Cathrine Hickem, Founder of Intentional Motherhood, Shares Why Loving Your Children is Not Enough
Contact: Adam Cothes, Publicist, WinePress Publishing, 360-802-9758, email@example.com
ENUMCLAW, Wash., Aug. 15 /Christian Newswire/ -- Catherine Hickem has seen it too often. Moms are beating themselves up over their regrets when their children don't turn out the way they thought they would. She realized that there had to be a better approach to motherhood. She found that way in her own family and has been teaching it through seminars to mothers ever since. In her new book, "Raising Your Children with No Regrets: 7 Principles of an Intentional Mother," she helps mothers look at their own lives and offers coaching to help them utilize God-given opportunities to be great moms.
Is she a perfect mother? "No," she says. But she determined to raise her two children, an adopted son and a birth daughter, not with "no mistakes, but with no regrets."
Hickem says, "Children are the sandpaper God uses to refine our rough edges." Even our teenagers, she explains, who do goofy, stupid things, can be helped to untangle the cobwebs in their hearts, minds, and bodies. "Instead of pouncing on them," she says, "we will see the diamonds amid the rocks."
The author leaves nothing to chance as she covers subjects, such as promiscuity, anxiety disorders, sibling rivalry, the spoiled child, intention versus control, respect versus happiness and much more. She emphasizes that mothers need to become students of their children, understanding their weaknesses and strengths and nurturing them in that regard. "Most mothers are so busy trying to survive, they don't realize what they are letting slip through their fingers. Mothers have a tendency to dismiss the mistakes of the day because it is just a day and another one will be here tomorrow."

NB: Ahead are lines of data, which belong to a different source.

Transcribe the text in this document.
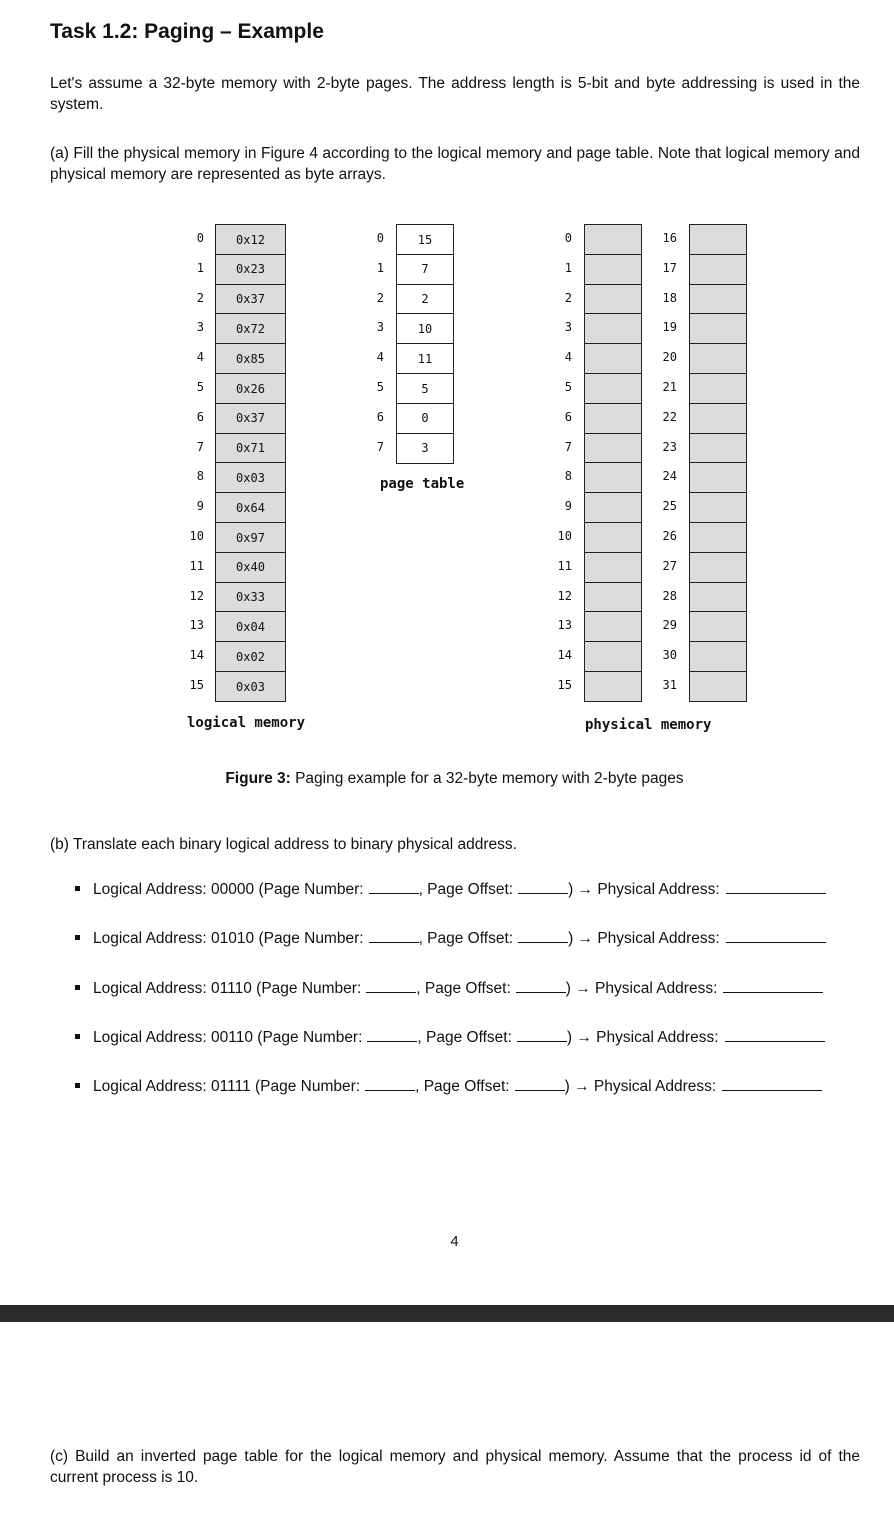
Task 1.2: Paging – Example
Let's assume a 32-byte memory with 2-byte pages. The address length is 5-bit and byte addressing is used in the system.
(a) Fill the physical memory in Figure 4 according to the logical memory and page table. Note that logical memory and physical memory are represented as byte arrays.
0	0x12
1	0x23
2	0x37
3	0x72
4	0x85
5	0x26
6	0x37
7	0x71
8	0x03
9	0x64
10	0x97
11	0x40
12	0x33
13	0x04
14	0x02
15	0x03
0	15
1	7
2	2
3	10
4	11
5	5
6	0
7	3
0
1
2
3
4
5
6
7
8
9
10
11
12
13
14
15
16
17
18
19
20
21
22
23
24
25
26
27
28
29
30
31
logical memory
page table
physical memory
Figure 3: Paging example for a 32-byte memory with 2-byte pages
(b) Translate each binary logical address to binary physical address.
Logical Address: 00000 (Page Number:	, Page Offset:	) → Physical Address:
Logical Address: 01010 (Page Number:	, Page Offset:	) → Physical Address:
Logical Address: 01110 (Page Number:	, Page Offset:	) → Physical Address:
Logical Address: 00110 (Page Number:	, Page Offset:	) → Physical Address:
Logical Address: 01111 (Page Number:	, Page Offset:	) → Physical Address:
4
(c) Build an inverted page table for the logical memory and physical memory. Assume that the process id of the current process is 10.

"I have discovered over the last 25 years that most of the mistakes mothers make are simply because they were too short-sighted in their understanding of motherhood," says Hickem. "They fail to keep a big-picture mentality when dealing with their kids. As a result, they miss out on great opportunities to instill values, character, and faith. Mothers need to think through their motherhood and not just show up on a day-to-day basis."
Through her retreats and conferences, and her weekly radio call-in program "The Mom Coach," and one-on-one conversations, Hickem teaches principles for becoming an "intentional" mother who can avoid living with regrets.